[DH]
>> It's a conflict between python's syntax for regex back references
>> and octal number literals.  Probably wasn't noticed until way too
>> ate, and now it will never change.

[EMAIL PROTECTED]
> I suspect it comes from Perl, since Python's regular expression engine tries
> pretty hard to be compatible with Perl's, at least for the basics.

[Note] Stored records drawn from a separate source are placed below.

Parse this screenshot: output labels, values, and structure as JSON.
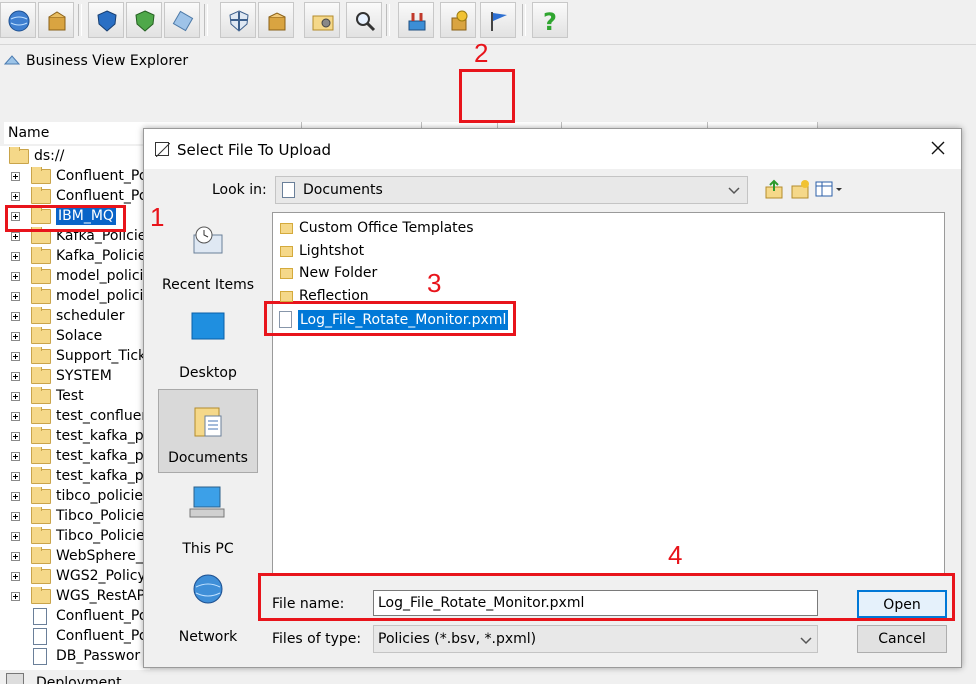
{
  "toolbar": {
    "icons": [
      "globe-icon",
      "package-icon",
      "shield-blue-icon",
      "shield-green-icon",
      "wrench-icon",
      "shield-cross-icon",
      "box-icon",
      "folder-gear-icon",
      "magnifier-icon",
      "tools-icon",
      "star-box-icon",
      "flag-icon",
      "help-icon"
    ]
  },
  "explorer": {
    "title": "Business View Explorer",
    "column_name": "Name",
    "root": "ds://",
    "tree_items": [
      "Confluent_Po",
      "Confluent_Po",
      "IBM_MQ",
      "Kafka_Policie",
      "Kafka_Policie",
      "model_polici",
      "model_polici",
      "scheduler",
      "Solace",
      "Support_Tick",
      "SYSTEM",
      "Test",
      "test_confluen",
      "test_kafka_po",
      "test_kafka_po",
      "test_kafka_po",
      "tibco_policies",
      "Tibco_Policie",
      "Tibco_Policie",
      "WebSphere_M",
      "WGS2_Policy",
      "WGS_RestAPI"
    ],
    "doc_items": [
      "Confluent_Po",
      "Confluent_Po",
      "DB_Passwor"
    ],
    "bottom_item": "Deployment"
  },
  "dialog": {
    "title": "Select File To Upload",
    "look_in_label": "Look in:",
    "look_in_value": "Documents",
    "places": [
      "Recent Items",
      "Desktop",
      "Documents",
      "This PC",
      "Network"
    ],
    "folders": [
      "Custom Office Templates",
      "Lightshot",
      "New Folder",
      "Reflection"
    ],
    "selected_file": "Log_File_Rotate_Monitor.pxml",
    "file_name_label": "File name:",
    "file_name_value": "Log_File_Rotate_Monitor.pxml",
    "files_of_type_label": "Files of type:",
    "files_of_type_value": "Policies (*.bsv, *.pxml)",
    "open_label": "Open",
    "cancel_label": "Cancel"
  },
  "annotations": {
    "step1": "1",
    "step2": "2",
    "step3": "3",
    "step4": "4",
    "color": "#e8141b"
  }
}
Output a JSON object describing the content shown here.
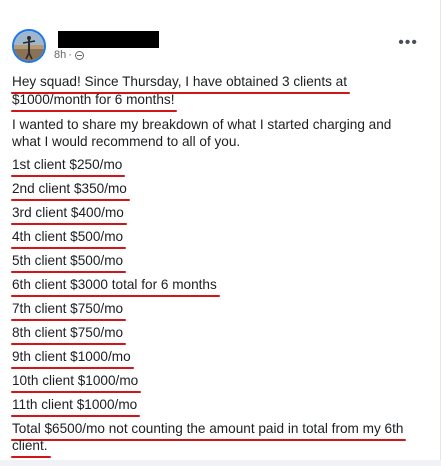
{
  "post": {
    "time": "8h",
    "separator": "·",
    "more_label": "•••",
    "intro_line1": "Hey squad! Since Thursday, I have obtained 3 clients at",
    "intro_line2": "$1000/month for 6 months!",
    "para_line1": "I wanted to share my breakdown of what I started charging and",
    "para_line2": "what I would recommend to all of you.",
    "items": [
      "1st client $250/mo",
      "2nd client $350/mo",
      "3rd client $400/mo",
      "4th client $500/mo",
      "5th client $500/mo",
      "6th client $3000 total for 6 months",
      "7th client $750/mo",
      "8th client $750/mo",
      "9th client $1000/mo",
      "10th client $1000/mo",
      "11th client $1000/mo"
    ],
    "total_line1": "Total $6500/mo not counting the amount paid in total from my 6th",
    "total_line2": "client."
  },
  "colors": {
    "underline": "#d01616",
    "avatar_ring": "#1877f2"
  }
}
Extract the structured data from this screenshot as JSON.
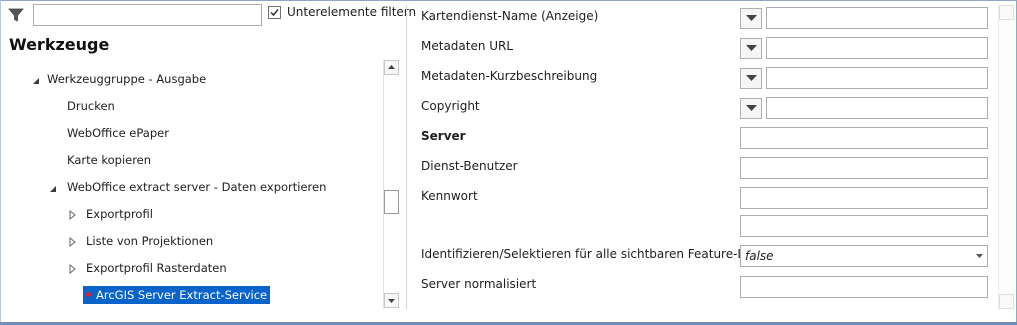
{
  "left_panel": {
    "filter_input_value": "",
    "filter_checkbox_label": "Unterelemente filtern",
    "filter_checkbox_checked": true,
    "title": "Werkzeuge",
    "tree": [
      {
        "label": "Werkzeuggruppe - Ausgabe",
        "expander": "expanded"
      },
      {
        "label": "Drucken",
        "expander": "none"
      },
      {
        "label": "WebOffice ePaper",
        "expander": "none"
      },
      {
        "label": "Karte kopieren",
        "expander": "none"
      },
      {
        "label": "WebOffice extract server - Daten exportieren",
        "expander": "expanded"
      },
      {
        "label": "Exportprofil",
        "expander": "collapsed"
      },
      {
        "label": "Liste von Projektionen",
        "expander": "collapsed"
      },
      {
        "label": "Exportprofil Rasterdaten",
        "expander": "collapsed"
      },
      {
        "label": "ArcGIS Server Extract-Service",
        "expander": "none",
        "selected": true
      }
    ]
  },
  "properties": [
    {
      "label": "Kartendienst-Name (Anzeige)",
      "value": ""
    },
    {
      "label": "Metadaten URL",
      "value": ""
    },
    {
      "label": "Metadaten-Kurzbeschreibung",
      "value": ""
    },
    {
      "label": "Copyright",
      "value": ""
    },
    {
      "label": "Server",
      "value": "",
      "bold": true
    },
    {
      "label": "Dienst-Benutzer",
      "value": ""
    },
    {
      "label": "Kennwort",
      "value": ""
    },
    {
      "label": "Identifizieren/Selektieren für alle sichtbaren Feature-Layer?",
      "value": "false"
    },
    {
      "label": "Server normalisiert",
      "value": ""
    }
  ],
  "icons": {
    "filter": "funnel-icon",
    "dropdown": "triangle-down-icon",
    "expanded": "triangle-expanded-icon",
    "collapsed": "triangle-collapsed-icon",
    "selected_marker": "red-dot-icon"
  },
  "colors": {
    "selection": "#0a63c9",
    "marker": "#e0202a",
    "border": "#6f8fba"
  }
}
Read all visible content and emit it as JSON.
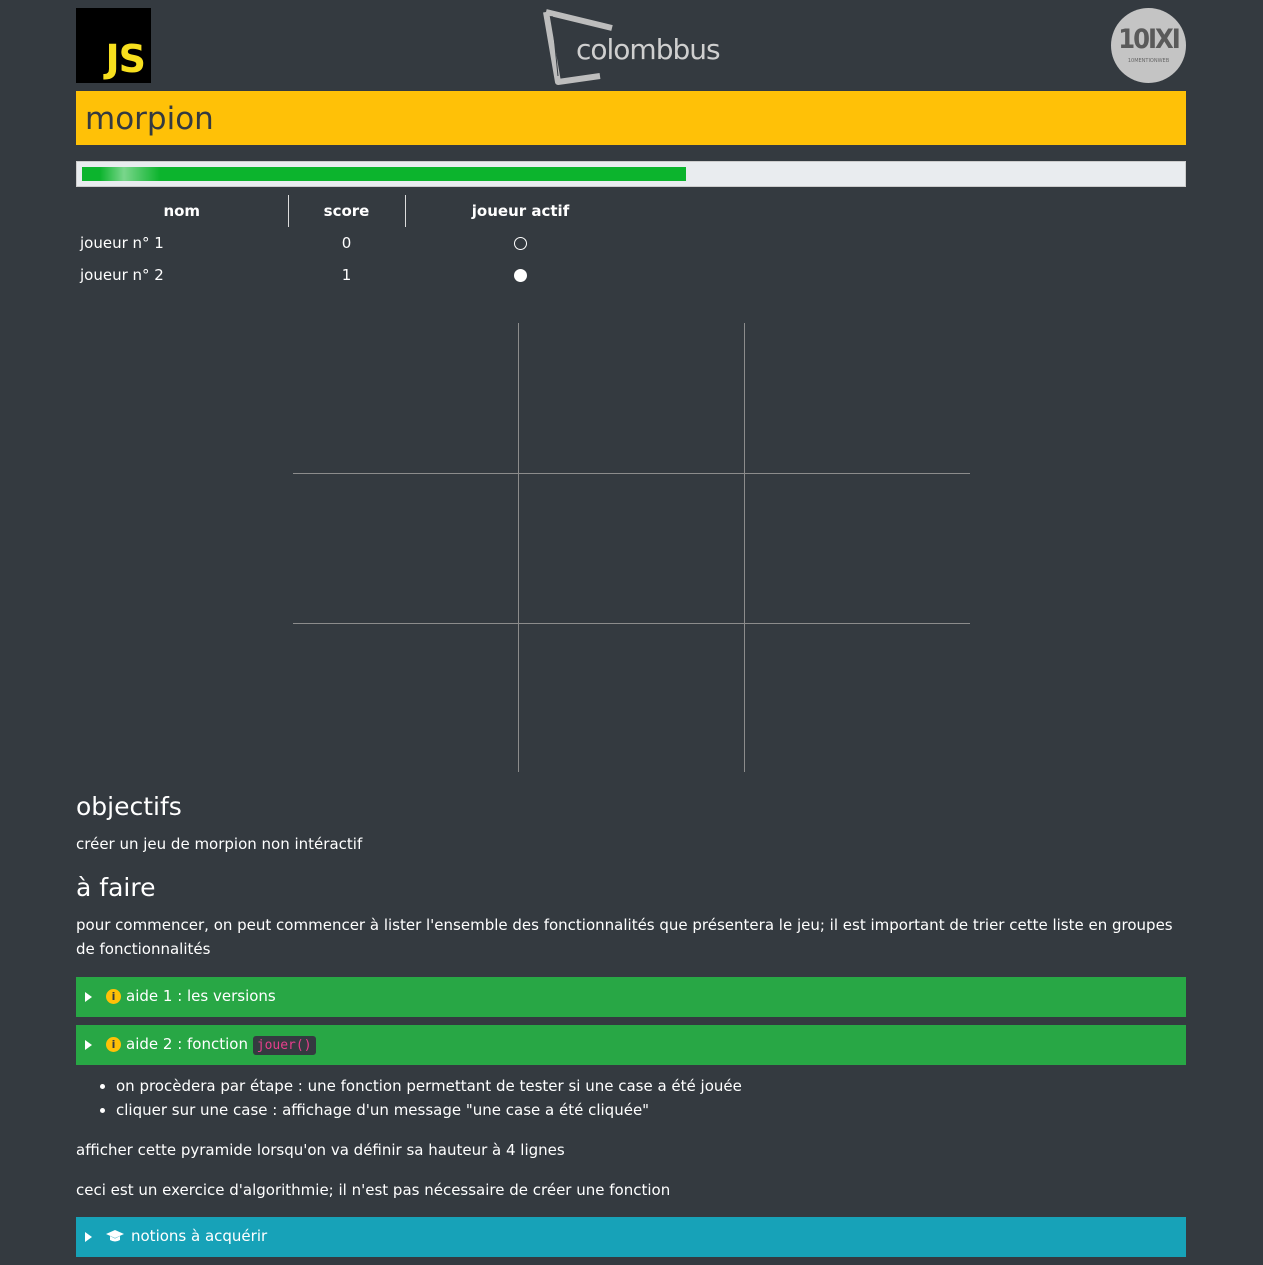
{
  "header": {
    "js_logo_text": "JS",
    "center_logo_text": "colombbus",
    "badge_big": "10IXI",
    "badge_small": "10MENTIONWEB"
  },
  "page_title": "morpion",
  "progress_percent": 55,
  "players_table": {
    "headers": [
      "nom",
      "score",
      "joueur actif"
    ],
    "rows": [
      {
        "nom": "joueur n° 1",
        "score": "0",
        "active": false
      },
      {
        "nom": "joueur n° 2",
        "score": "1",
        "active": true
      }
    ]
  },
  "board": {
    "cells": [
      "",
      "",
      "",
      "",
      "",
      "",
      "",
      "",
      ""
    ]
  },
  "objectifs": {
    "heading": "objectifs",
    "text": "créer un jeu de morpion non intéractif"
  },
  "a_faire": {
    "heading": "à faire",
    "text": "pour commencer, on peut commencer à lister l'ensemble des fonctionnalités que présentera le jeu; il est important de trier cette liste en groupes de fonctionnalités"
  },
  "aide1": {
    "label": "aide 1 : les versions",
    "info_glyph": "i"
  },
  "aide2": {
    "label": "aide 2 : fonction",
    "code": "jouer()",
    "info_glyph": "i"
  },
  "steps": [
    "on procèdera par étape : une fonction permettant de tester si une case a été jouée",
    "cliquer sur une case : affichage d'un message \"une case a été cliquée\""
  ],
  "para1": "afficher cette pyramide lorsqu'on va définir sa hauteur à 4 lignes",
  "para2": "ceci est un exercice d'algorithmie; il n'est pas nécessaire de créer une fonction",
  "notions": {
    "label": "notions à acquérir",
    "icon": "graduation-cap-icon"
  },
  "colors": {
    "background": "#343a40",
    "title_bar": "#ffc107",
    "progress_fill": "#0cb42d",
    "accordion_green": "#28a745",
    "accordion_teal": "#17a2b8"
  }
}
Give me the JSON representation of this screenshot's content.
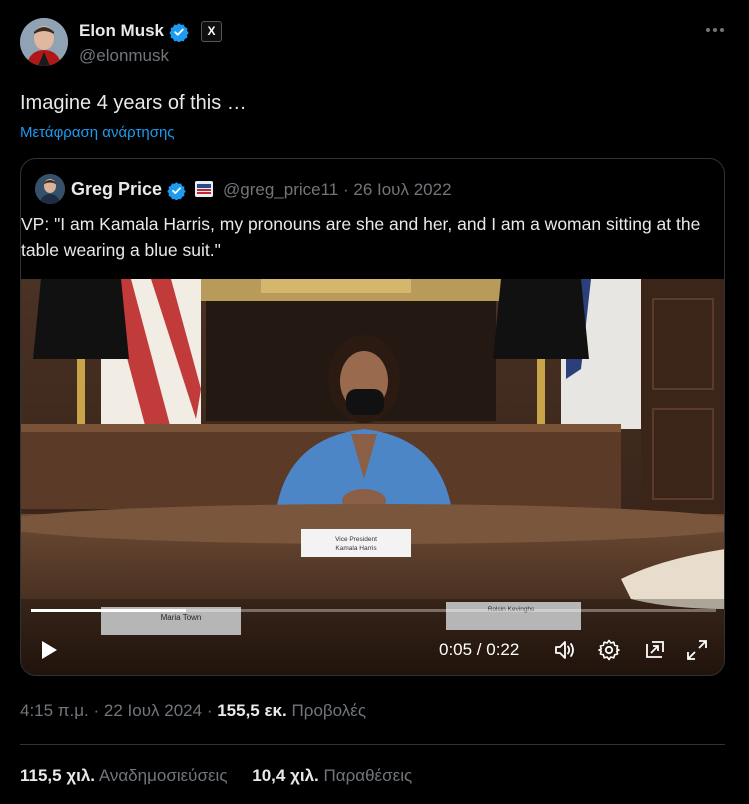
{
  "author": {
    "name": "Elon Musk",
    "handle": "@elonmusk",
    "affiliate_badge": "X",
    "verified_color": "#1d9bf0"
  },
  "more_icon": "more-horizontal-icon",
  "tweet": {
    "text": "Imagine 4 years of this …",
    "translate_label": "Μετάφραση ανάρτησης"
  },
  "quoted": {
    "name": "Greg Price",
    "handle": "@greg_price11",
    "separator": "·",
    "date": "26 Ιουλ 2022",
    "text": "VP: \"I am Kamala Harris, my pronouns are she and her, and I am a woman sitting at the table wearing a blue suit.\"",
    "video": {
      "current_time": "0:05",
      "duration": "0:22",
      "time_display": "0:05 / 0:22",
      "progress": 0.227,
      "placards": [
        "Vice President Kamala Harris",
        "Maria Town",
        "Rolsin Kevinghs"
      ]
    }
  },
  "meta": {
    "time": "4:15 π.μ.",
    "sep1": "·",
    "date": "22 Ιουλ 2024",
    "sep2": "·",
    "views_count": "155,5 εκ.",
    "views_label": "Προβολές"
  },
  "stats": {
    "reposts_count": "115,5 χιλ.",
    "reposts_label": "Αναδημοσιεύσεις",
    "quotes_count": "10,4 χιλ.",
    "quotes_label": "Παραθέσεις"
  }
}
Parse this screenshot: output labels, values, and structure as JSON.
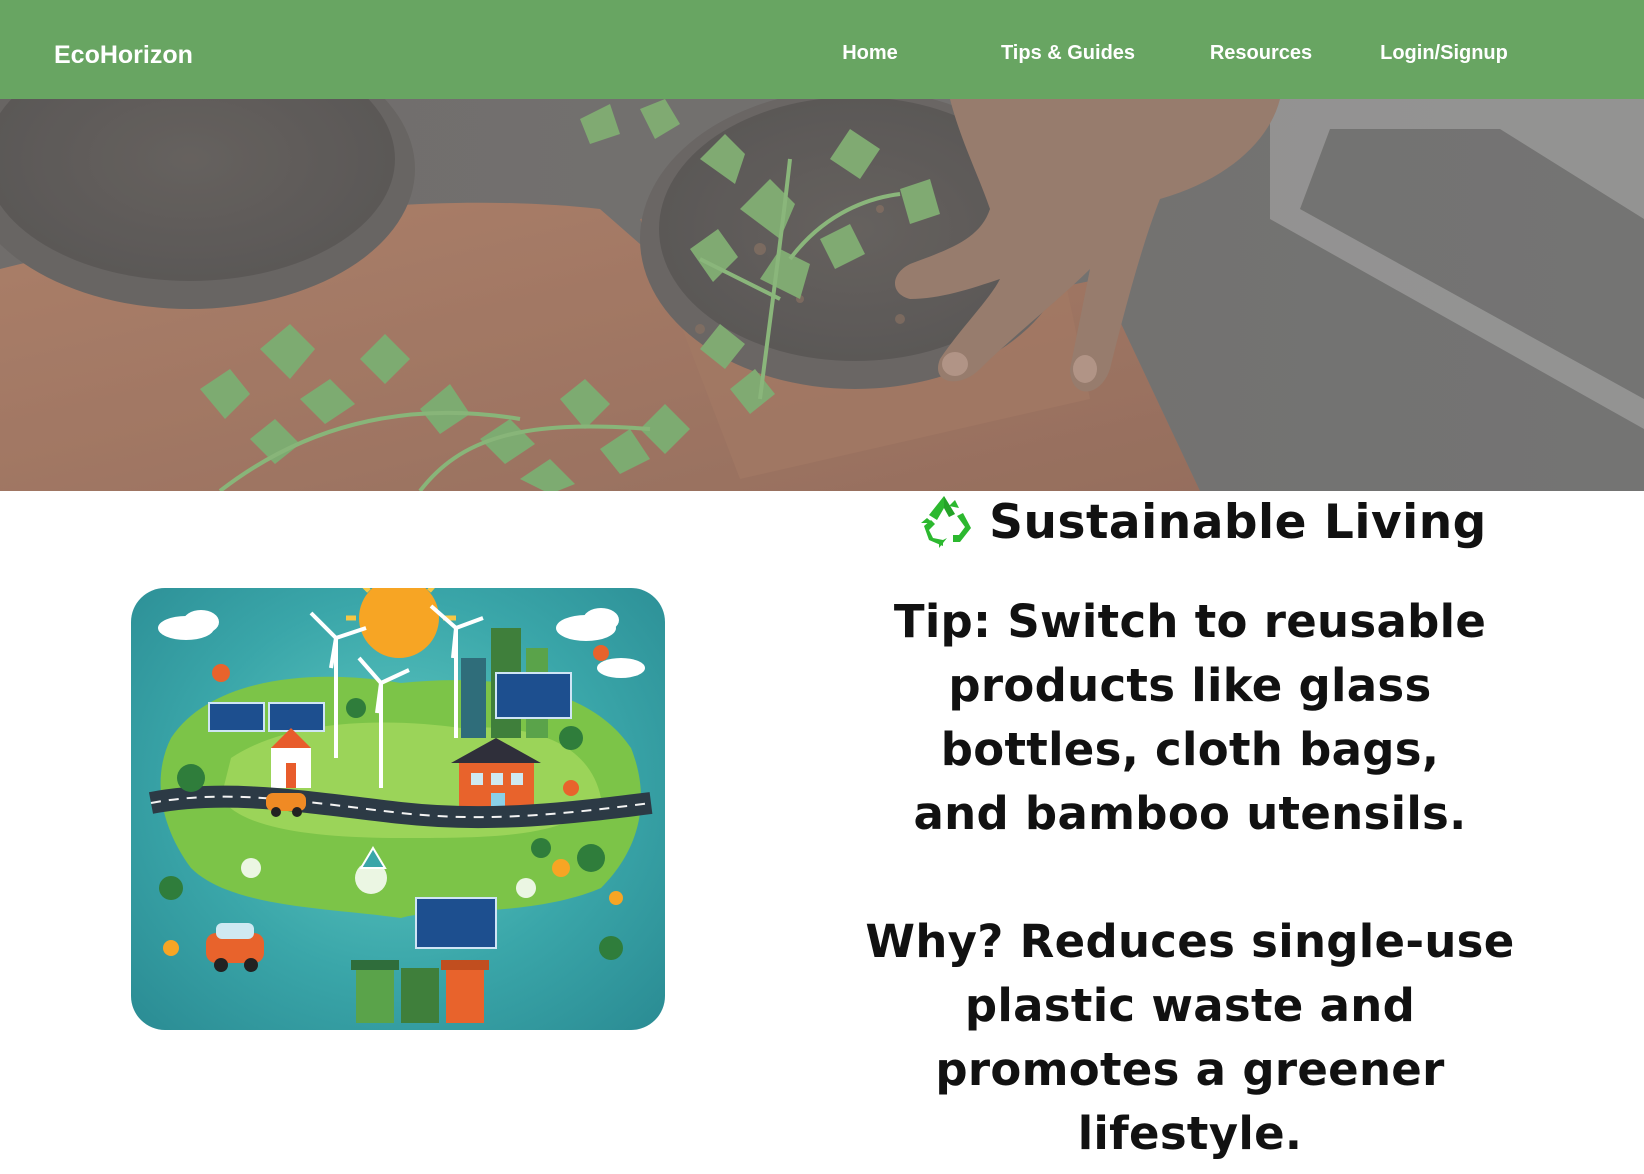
{
  "navbar": {
    "brand": "EcoHorizon",
    "links": [
      {
        "label": "Home"
      },
      {
        "label": "Tips & Guides"
      },
      {
        "label": "Resources"
      },
      {
        "label": "Login/Signup"
      }
    ]
  },
  "colors": {
    "navbar_background": "#68a562",
    "nav_text": "#ffffff",
    "body_text": "#111111",
    "recycle_icon": "#2cb82f"
  },
  "hero": {
    "icon": "hand-planting-seedling-photo"
  },
  "illustration": {
    "icon": "sustainable-city-illustration"
  },
  "section": {
    "icon": "recycle-icon",
    "heading": "Sustainable Living",
    "tip_lines": [
      "Tip: Switch to reusable",
      "products like glass",
      "bottles, cloth bags,",
      "and bamboo utensils."
    ],
    "why_lines": [
      "Why? Reduces single-use",
      "plastic waste and",
      "promotes a greener",
      "lifestyle."
    ]
  }
}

"No" to all the above <wink>.  The limitation to 99 in backreference
notation was thoroughly discussed on the Python String-SIG at the
time, and it was deliberately not bug-compatible with the Perl of that
time.

In the Perl of that time (no idea what's true now), e.g., \123 in a
regexp was an octal escape if it appeared before or within the 123rd
capturing group, but was a backreference to the 123rd capturing group
if it appeared after the 123rd capturing group.  So, yes, two
different instances of "\123" in a single regexp could have different
meanings (meaning chr(83) in one place, and a backreference to group
123 in another, and there's no way to tell the difference without
counting the number of preceding capturing groups).

That's so horridly un-Pythonic that we drew the line there.  Nobody
had a sane use case for more than 99 backreferences, so "who cares?"
won.

Note that this isn't a reason for limiting the number of capturing
groups.  It only accounts for why we didn't care that you couldn't
write a _backreference_ to a capturing group higher than number 99
using "\nnn" notation.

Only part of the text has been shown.